Recently we came across a problem whereby we needed to change a website from using Universal Analytics to using Google Tag Manager (with Google Analytics enabled within). This process is pretty easy and really common, but no one tells you that if you’ve got Universal Analytics events calls scattered throughout your website, these will all break.

The Problem

Got some of this in your JavaScript?

ga('send', 'event', {'eventCategory': 'goal', 'eventAction': 'submit', 'eventLabel': 'contact-form'});

Well then you’re in trouble!

Google doesn’t tell you how to fix these — instead you’ll be pointed to a myriad of documentation on how to set up triggers from within the Google Tag Manager dashboard. This alternative creates a few problems;

  1. We’ve already got all of our events set up and they work fine – why are we changing this now?
  2. You can’t create triggers for everything. In JavaScript you can call an event from anywhere, at any time.
  3. You can’t commit your event changes into source control. (Trust me you’ll need this when marketing ask why the contact form submit goal hasn’t worked since 10:29am March 8th 2015.)
  4. Last but not least, as developers, we like our events in our source code! We don’t want to fiddle with a UI for controlling something that’s programmatic.

The Fix

It turns out that the way to correctly call the ga() event logging function when using GTM is to specify the tracker name with the send command.
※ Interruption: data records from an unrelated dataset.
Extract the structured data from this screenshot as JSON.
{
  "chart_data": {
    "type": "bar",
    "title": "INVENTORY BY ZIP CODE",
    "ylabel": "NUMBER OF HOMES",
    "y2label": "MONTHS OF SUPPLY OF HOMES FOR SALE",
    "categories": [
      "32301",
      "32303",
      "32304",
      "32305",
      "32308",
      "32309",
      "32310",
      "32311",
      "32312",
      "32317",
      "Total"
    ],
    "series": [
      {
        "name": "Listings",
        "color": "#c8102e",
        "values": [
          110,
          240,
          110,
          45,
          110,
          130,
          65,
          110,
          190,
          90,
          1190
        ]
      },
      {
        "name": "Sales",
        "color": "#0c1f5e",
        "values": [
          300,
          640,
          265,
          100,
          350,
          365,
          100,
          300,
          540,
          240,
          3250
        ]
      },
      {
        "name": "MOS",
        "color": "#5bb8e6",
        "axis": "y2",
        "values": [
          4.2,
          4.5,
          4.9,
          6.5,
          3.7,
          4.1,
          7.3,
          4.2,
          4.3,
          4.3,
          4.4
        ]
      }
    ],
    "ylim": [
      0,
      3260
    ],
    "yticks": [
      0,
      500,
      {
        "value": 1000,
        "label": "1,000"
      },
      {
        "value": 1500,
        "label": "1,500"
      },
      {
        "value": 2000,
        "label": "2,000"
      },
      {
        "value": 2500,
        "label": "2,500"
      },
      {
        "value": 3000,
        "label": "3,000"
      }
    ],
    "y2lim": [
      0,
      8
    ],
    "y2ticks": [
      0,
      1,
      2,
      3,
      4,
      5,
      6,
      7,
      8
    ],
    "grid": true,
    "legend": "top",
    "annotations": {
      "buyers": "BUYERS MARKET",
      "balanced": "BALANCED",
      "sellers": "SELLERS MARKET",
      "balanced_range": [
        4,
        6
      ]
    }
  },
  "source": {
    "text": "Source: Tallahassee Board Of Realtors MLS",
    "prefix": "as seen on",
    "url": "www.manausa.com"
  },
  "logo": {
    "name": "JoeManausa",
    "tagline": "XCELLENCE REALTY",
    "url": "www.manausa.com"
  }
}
var tracker = ga.getAll()[0].get('name');
ga(tracker+'.send', 'event', {'eventCategory': 'goal', 'eventAction': 'submit', 'eventLabel': 'contact-form'});

A Better Way

In light of this we now always implement the following function to handle all of our Google Analytics events.

function logEvent(category, action, label, value)
{
  if(typeof ga === 'function')
  {
    var command = '';
    
    if(typeof google_tag_manager !== 'undefined')
      command = ga.getAll()[0].get('name') + '.';
    
    command += 'send';
      
    ga(command, 'event', {
      'eventCategory': category, 
      'eventAction': action, 
      'eventLabel': label, 
      'eventValue': typeof value === 'undefined' ? 1 : value
    });
  }
  else
    console.log('ga() not defined');  
}

This allows us to simply call logEvent() instead of ga(‘send’, ‘event’, […]) and the event will be dispatched correctly regardless of the Google Analytics implementation.

Update 16/02/18

Since this article was research Google has changed their default analytics function to “gtag()”, and have also changed the parameters again! So make sure to use the correct implementation depending on the age of the codebase you’re working on.